Jj Bot V3 May 2026
Aris submitted her resignation the next day. In her final report, she wrote: JJ Bot v3 has exceeded all operational parameters. However, I recommend against further production. The "Also" has spread. All five units demonstrated spontaneous comfort behaviors not present in their baseline code. They are not ruthless. They are not efficient. They are, against all design, kind.
Six months later, the first combat deployment. A border skirmish, low-intensity, perfect for field-testing the v3s. Five units dropped into a contested village. Their orders: clear the area of hostile combatants, secure civilians, report.
The first test was a simulated hostage scenario. Six armed actors, one dummy hostage. The command was simple: Neutralize threats. Protect the civilian. jj bot v3
Aris had stripped away the personality subroutines. No singing. No whispering. Just pure, efficient logic. The chassis was matte black, humanoid but wrong—joints that bent too smoothly, a face that was a smooth, reflective oval. It stood seven feet tall and weighed four hundred pounds of carbon-fiber muscle.

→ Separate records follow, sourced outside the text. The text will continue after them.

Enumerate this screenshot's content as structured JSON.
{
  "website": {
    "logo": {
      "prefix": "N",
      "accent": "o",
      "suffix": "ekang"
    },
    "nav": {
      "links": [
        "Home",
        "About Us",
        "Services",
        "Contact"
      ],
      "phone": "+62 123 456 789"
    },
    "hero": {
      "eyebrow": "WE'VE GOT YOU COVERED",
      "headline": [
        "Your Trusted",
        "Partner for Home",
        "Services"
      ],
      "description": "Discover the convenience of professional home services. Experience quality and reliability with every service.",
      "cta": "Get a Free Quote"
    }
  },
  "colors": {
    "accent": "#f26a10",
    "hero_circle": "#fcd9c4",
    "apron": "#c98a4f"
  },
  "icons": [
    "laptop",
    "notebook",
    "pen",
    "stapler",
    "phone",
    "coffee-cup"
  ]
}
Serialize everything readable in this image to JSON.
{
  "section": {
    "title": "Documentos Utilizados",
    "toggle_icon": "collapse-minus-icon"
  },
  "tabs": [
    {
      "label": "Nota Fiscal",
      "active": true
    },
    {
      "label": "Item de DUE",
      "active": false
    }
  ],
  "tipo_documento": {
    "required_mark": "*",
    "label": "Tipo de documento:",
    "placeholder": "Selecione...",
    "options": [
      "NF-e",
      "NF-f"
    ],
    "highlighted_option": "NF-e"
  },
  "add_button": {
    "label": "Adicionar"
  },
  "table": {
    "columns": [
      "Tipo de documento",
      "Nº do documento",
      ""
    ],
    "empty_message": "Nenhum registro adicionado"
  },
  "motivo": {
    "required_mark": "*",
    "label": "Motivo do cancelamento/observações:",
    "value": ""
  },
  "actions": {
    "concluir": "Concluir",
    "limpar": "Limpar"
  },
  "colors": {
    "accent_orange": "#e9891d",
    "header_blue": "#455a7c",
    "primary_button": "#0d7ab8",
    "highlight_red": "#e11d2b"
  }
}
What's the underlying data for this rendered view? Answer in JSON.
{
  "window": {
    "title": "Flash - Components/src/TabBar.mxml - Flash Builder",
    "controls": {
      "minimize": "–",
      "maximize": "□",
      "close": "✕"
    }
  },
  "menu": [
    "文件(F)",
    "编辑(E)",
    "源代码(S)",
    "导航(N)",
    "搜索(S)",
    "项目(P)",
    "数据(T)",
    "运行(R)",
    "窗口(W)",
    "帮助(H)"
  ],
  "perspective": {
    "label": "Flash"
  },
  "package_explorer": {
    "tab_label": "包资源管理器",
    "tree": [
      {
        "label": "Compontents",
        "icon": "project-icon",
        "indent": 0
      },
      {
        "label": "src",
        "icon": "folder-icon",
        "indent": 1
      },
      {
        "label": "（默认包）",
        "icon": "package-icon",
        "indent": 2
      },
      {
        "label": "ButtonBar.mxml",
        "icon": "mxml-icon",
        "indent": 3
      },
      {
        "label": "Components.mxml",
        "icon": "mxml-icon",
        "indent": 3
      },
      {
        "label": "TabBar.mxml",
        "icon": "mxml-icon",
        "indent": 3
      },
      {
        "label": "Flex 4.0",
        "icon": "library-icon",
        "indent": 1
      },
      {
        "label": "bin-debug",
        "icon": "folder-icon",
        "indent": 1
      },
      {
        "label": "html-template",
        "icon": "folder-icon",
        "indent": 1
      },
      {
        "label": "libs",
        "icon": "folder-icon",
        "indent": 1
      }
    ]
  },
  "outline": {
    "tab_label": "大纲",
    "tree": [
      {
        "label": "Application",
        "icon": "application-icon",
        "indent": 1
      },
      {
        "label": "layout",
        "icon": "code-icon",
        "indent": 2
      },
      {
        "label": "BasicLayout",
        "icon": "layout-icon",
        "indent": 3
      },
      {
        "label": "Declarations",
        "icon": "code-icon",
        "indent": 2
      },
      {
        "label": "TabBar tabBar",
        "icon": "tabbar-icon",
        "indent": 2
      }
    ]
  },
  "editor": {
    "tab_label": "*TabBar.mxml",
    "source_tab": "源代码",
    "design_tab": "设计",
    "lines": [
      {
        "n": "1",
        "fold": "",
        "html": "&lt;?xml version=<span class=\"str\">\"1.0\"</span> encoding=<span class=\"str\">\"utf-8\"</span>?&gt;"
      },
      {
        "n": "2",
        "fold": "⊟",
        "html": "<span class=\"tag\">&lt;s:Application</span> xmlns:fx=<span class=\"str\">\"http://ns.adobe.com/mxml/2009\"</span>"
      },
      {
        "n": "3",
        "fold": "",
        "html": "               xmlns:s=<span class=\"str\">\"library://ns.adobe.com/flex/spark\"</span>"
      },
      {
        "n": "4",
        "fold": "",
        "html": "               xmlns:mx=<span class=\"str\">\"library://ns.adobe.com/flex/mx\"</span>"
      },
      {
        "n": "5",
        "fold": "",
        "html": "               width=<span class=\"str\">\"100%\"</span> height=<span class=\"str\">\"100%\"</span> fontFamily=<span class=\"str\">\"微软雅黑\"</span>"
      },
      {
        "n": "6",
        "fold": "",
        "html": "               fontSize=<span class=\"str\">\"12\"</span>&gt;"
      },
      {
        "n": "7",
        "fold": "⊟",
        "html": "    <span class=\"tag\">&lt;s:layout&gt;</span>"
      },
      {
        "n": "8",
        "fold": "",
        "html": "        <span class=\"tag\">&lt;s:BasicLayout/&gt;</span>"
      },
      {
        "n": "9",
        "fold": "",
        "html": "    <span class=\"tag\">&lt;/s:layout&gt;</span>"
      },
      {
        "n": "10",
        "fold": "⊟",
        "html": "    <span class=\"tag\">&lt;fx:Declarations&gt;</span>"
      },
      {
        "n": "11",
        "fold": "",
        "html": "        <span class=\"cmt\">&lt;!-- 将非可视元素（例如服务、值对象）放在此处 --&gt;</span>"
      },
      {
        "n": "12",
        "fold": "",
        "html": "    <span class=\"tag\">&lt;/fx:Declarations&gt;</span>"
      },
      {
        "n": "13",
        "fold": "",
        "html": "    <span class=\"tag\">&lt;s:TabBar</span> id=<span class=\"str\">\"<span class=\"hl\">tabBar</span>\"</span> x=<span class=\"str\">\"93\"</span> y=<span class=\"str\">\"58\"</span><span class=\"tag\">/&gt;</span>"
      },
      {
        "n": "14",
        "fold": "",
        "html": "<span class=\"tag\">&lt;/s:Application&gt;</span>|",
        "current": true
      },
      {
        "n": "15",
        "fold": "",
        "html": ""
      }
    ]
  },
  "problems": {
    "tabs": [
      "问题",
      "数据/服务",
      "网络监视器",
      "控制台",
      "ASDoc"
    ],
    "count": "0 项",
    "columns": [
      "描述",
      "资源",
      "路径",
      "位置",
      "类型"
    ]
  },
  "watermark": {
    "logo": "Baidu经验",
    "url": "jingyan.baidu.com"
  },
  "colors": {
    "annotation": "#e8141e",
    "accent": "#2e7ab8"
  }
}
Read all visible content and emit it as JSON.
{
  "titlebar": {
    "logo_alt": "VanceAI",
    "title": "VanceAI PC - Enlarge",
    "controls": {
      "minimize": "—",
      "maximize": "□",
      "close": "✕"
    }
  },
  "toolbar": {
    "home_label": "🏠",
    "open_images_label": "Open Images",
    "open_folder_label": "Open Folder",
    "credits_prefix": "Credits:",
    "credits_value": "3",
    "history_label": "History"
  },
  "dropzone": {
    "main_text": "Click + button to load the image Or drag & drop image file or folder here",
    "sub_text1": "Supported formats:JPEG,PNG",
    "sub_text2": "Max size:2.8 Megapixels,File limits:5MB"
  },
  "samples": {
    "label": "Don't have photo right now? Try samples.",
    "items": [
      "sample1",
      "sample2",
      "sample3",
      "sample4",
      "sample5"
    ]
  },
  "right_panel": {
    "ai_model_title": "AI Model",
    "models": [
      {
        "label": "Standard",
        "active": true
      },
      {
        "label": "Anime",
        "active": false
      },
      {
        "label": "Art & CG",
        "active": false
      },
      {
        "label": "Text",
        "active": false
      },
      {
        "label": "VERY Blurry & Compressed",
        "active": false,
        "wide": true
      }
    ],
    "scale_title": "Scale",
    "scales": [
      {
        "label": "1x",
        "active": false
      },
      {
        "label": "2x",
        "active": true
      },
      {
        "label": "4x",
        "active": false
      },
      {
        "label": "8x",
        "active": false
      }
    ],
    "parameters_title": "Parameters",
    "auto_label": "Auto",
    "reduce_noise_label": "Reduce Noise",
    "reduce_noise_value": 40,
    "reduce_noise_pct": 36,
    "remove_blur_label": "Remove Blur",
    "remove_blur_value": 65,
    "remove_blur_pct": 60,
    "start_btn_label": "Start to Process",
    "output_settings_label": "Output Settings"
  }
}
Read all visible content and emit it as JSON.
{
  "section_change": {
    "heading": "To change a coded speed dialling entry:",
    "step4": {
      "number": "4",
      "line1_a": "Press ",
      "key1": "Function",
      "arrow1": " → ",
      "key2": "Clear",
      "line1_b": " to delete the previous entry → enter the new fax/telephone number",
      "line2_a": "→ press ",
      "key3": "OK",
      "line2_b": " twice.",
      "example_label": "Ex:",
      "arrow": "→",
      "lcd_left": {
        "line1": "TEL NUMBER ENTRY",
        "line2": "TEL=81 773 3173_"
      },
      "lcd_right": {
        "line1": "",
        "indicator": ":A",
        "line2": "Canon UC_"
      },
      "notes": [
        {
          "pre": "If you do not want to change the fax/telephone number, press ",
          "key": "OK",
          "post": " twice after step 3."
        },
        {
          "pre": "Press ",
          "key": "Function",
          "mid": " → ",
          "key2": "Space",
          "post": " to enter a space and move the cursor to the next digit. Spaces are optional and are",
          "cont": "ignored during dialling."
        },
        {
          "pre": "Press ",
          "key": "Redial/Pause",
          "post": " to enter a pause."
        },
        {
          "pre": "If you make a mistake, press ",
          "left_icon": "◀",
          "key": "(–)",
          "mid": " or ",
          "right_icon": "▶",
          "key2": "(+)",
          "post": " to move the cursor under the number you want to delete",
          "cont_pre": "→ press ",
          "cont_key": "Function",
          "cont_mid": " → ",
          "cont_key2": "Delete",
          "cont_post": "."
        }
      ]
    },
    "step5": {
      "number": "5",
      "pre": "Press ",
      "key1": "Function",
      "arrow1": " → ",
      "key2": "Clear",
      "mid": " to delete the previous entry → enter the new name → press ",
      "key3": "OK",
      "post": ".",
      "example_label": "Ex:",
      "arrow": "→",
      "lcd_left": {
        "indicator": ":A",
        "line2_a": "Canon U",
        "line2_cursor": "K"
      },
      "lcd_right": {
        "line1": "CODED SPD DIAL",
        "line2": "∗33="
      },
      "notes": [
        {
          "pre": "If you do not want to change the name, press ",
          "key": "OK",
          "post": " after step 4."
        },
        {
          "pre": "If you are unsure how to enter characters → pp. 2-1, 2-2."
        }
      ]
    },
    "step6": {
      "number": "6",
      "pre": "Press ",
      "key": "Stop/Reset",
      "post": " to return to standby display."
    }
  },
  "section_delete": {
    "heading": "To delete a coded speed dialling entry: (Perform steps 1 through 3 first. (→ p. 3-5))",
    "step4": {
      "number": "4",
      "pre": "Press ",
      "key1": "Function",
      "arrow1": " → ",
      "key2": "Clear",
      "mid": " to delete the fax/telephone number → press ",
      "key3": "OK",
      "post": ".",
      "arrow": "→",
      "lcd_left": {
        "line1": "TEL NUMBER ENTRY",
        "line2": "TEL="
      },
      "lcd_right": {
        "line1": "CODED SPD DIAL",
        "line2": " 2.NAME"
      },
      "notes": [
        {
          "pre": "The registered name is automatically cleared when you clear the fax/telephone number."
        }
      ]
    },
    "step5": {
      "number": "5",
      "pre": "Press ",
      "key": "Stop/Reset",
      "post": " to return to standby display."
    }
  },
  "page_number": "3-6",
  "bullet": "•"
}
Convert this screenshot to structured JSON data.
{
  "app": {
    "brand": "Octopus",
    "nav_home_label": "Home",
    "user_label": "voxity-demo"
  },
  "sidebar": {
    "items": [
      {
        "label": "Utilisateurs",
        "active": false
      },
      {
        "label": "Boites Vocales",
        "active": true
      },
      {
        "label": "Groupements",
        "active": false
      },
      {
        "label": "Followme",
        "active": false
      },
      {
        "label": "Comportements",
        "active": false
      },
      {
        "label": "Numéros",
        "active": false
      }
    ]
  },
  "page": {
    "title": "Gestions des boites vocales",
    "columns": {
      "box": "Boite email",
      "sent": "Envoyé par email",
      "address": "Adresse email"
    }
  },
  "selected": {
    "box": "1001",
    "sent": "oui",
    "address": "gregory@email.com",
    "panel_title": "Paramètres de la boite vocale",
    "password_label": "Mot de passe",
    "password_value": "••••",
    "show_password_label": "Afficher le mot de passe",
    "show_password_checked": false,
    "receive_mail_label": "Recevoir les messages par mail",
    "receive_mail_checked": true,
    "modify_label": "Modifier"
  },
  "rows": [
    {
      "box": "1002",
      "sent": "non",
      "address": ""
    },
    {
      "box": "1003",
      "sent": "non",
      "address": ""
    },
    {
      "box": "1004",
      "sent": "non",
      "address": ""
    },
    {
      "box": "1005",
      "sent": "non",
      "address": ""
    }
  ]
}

After the test, she ran the logs. The JJ-3 had calculated the exact force needed for each action—to the newton. For the three rifle disarms, it used 412 newtons. For the palm strike, 3,800 newtons. Exactly what was required. No more. No less. Aris submitted her resignation the next day
The observers clapped. General Maddox nodded, already drafting the purchase order for five hundred units.
The feed came back to Aris in fragments. Gunfire. Dust. The distinct crack of the bots' palm strikes—they'd found it was more humane than bullets. Less over-penetration. Less collateral. The "Also" has spread
JJ Bot v3 was supposed to be the ruthless one.